Remixing it: the past in pieces

‘And in the same way that musical history lost its linearity when mixed by the DJ…so too did fashion and cultural history lose its linearity when ‘remixed’ by late twentieth-century designers folding one historical reference back on another. Rather than recreating one period, [the] historical borrowings were multi-layered…rummaging through the historical wardrobe to produce clothes with a strictly modern resonance.’ (Caroline Evans, Fashion at the Edge: 25)

Fashion is can be shamelessly irreverent in its use of the past. Contemporary styling often combines the old and the new, the formal and the inappropriate, the trivial and the elegant. Old themes are worn as new details. Ruben Toledo’s painted sections allude to a children’s game of parts, as though the visitor were free to change the combinations. Many of the pieces in the display were found in Portobello Road, London’s famous secondhand market used by stylists.

Phantasmagoria: the amazing lost and found

‘The term ‘phantasmagoria’ was first used in 1802 to describe another form of popular spectacle… a magic lantern show in which skeletons, ghosts and other fantastical figures were made to rapidly increase and decrease in size… metaphorically it came to connote some form of dramatic visual deception or display, in which shadowy and unreal figures appear…’ (Caroline Evans, Fashion at the Edge: 89)
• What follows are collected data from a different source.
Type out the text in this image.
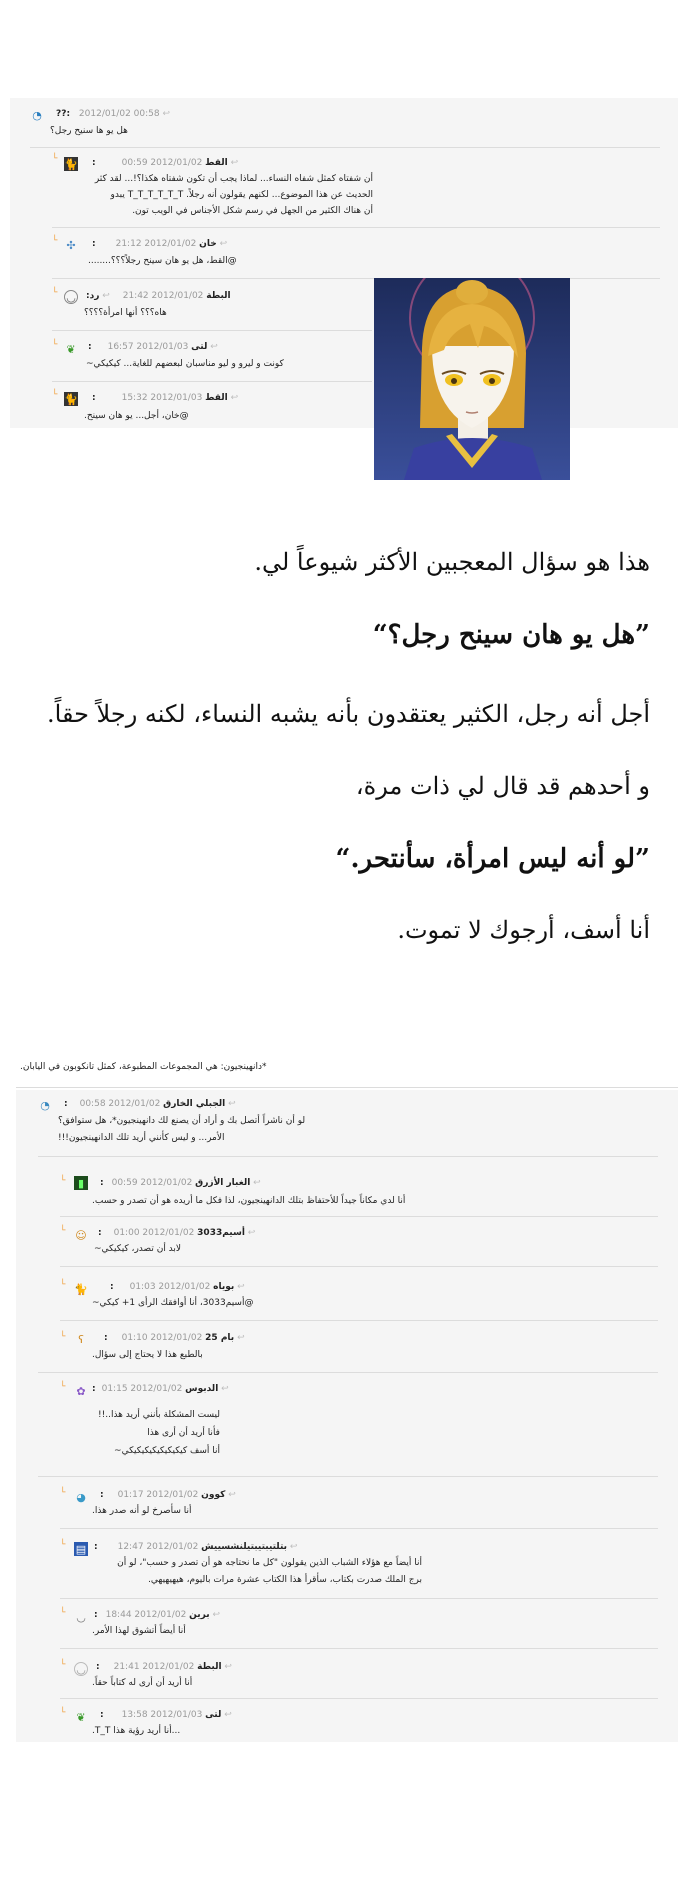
◔ ??: 2012/01/02 00:58 ↩
هل يو ها سنيح رجل؟
└ 🐈 :القط 2012/01/02 00:59	↩
أن شفتاه كمثل شفاه النساء... لماذا يجب أن تكون شفتاه هكذا؟!... لقد كثر
الحديث عن هذا الموضوع... لكنهم يقولون أنه رجلاً. T_T_T_T_T_T يبدو
أن هناك الكثير من الجهل في رسم شكل الأجناس في الويب تون.
└ ✣ :خان 2012/01/02 21:12	↩
@القط، هل يو هان سينح رجلاً؟؟؟........
└ ◡ :البطة 2012/01/02 21:42 ↩ رد
هاه؟؟؟ أنها امرأة؟؟؟؟
└ ❦ :لتى 2012/01/03 16:57 ↩
كونت و ليرو و ليو مناسبان لبعضهم للغاية... كيكيكي~
└ 🐈 :القط 2012/01/03 15:32	↩
@خان، أجل... يو هان سينح.
هذا هو سؤال المعجبين الأكثر شيوعاً لي.
”هل يو هان سينح رجل؟“
أجل أنه رجل، الكثير يعتقدون بأنه يشبه النساء، لكنه رجلاً حقاً.
و أحدهم قد قال لي ذات مرة،
”لو أنه ليس امرأة، سأنتحر.“
أنا أسف، أرجوك لا تموت.
*دانهينجيون: هي المجموعات المطبوعة، كمثل تانكوبون في اليابان.
◔ :الجبلي الخارق 2012/01/02 00:58	↩
لو أن ناشراً أتصل بك و أراد أن يصنع لك دانهينجيون*، هل ستوافق؟
الأمر... و ليس كأنني أريد تلك الدانهينجيون!!!
└	▮	:الغبار الأزرق 2012/01/02 00:59	↩
أنا لدي مكاناً جيداً للأحتفاظ بتلك الدانهينجيون، لذا فكل ما أريده هو أن تصدر و حسب.
└ ☺ :أسيم3033 2012/01/02 01:00	↩
لابد أن تصدر، كيكيكي~
└ 🐈 :بوياه 2012/01/02 01:03	↩
@أسيم3033، أنا أوافقك الرأى 1+ كيكي~
└	ʕ	:بام 25 2012/01/02 01:10	↩
بالطبع هذا لا يحتاج إلى سؤال.
└ ✿ :الدبوس 2012/01/02 01:15	↩
ليست المشكلة بأنني أريد هذا..!!
فأنا أريد أن أرى هذا
أنا أسف كيكيكيكيكيكيكيكي~
└ ◕ :كوون 2012/01/02 01:17	↩
أنا سأصرخ لو أنه صدر هذا.
└ ▤ :بتلتيبتيبتيلنشسييش 2012/01/02 12:47	↩
أنا أيضاً مع هؤلاء الشباب الذين يقولون "كل ما نحتاجه هو أن تصدر و حسب"، لو أن
برج الملك صدرت بكتاب، سأقرأ هذا الكتاب عشرة مرات باليوم، هيهيهيهي.
└ ◡ :برين 2012/01/02 18:44	↩
أنا أيضاً أتشوق لهذا الأمر.
└ ◡ :البطة 2012/01/02 21:41	↩
أنا أريد أن أرى له كتاباً حقاً.
└ ❦ :لتى 2012/01/03 13:58 ↩
...أنا أريد رؤية هذا T_T.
The circus fairground and magic are the basis for this installation – a disused merry-go-round, a marionette theatre and a revolving shadow show. The tricks of the circus, the typecasting of the harlequin and the shape-shifting of the shadow all distract us from history, masking its details.

‘Curiouser and curiouser’

‘Curiouser and curiouser!’ cried Alice (she was so much surprised, that for the moment she quite forgot how to speak good English); ‘now I’m opening out like the largest telescope that ever was!’ (Lewis Carroll: Alice’s Adventures in Wonderland: chapter 2)

Age is here associated with scale. The child’s and woman’s dress are like scaled-up dolls’ clothes, speaking of the anxiety of ageing. A giant curiosity cabinet houses a collection of historic games. Childhood is throughout the exhibition a motif for the past, our own past. This section also refers to the past of the museum itself – a curiosity cabinet.

The collaborators

Collaboration has always been an essential part of fashion curation for Judith Clark and this is particularly apparent for the exhibition Spectres where the enormous influence of fashion theorist Caroline Evans; fashion illustrator Ruben Toledo and jeweller Naomi Fulmer are in evidence.

Judith Clark trained in Architecture at the Bartlett School of Architecture and at the Architectural Association, London. Her shift towards fashion curation began as she realised the parallels between the design and dressing of spaces with that of dressing the human form.

Caroline Evans is Reader in Fashion History and Theory at Central Saint Martins, London. She teaches and writes on 20th century and current fashion.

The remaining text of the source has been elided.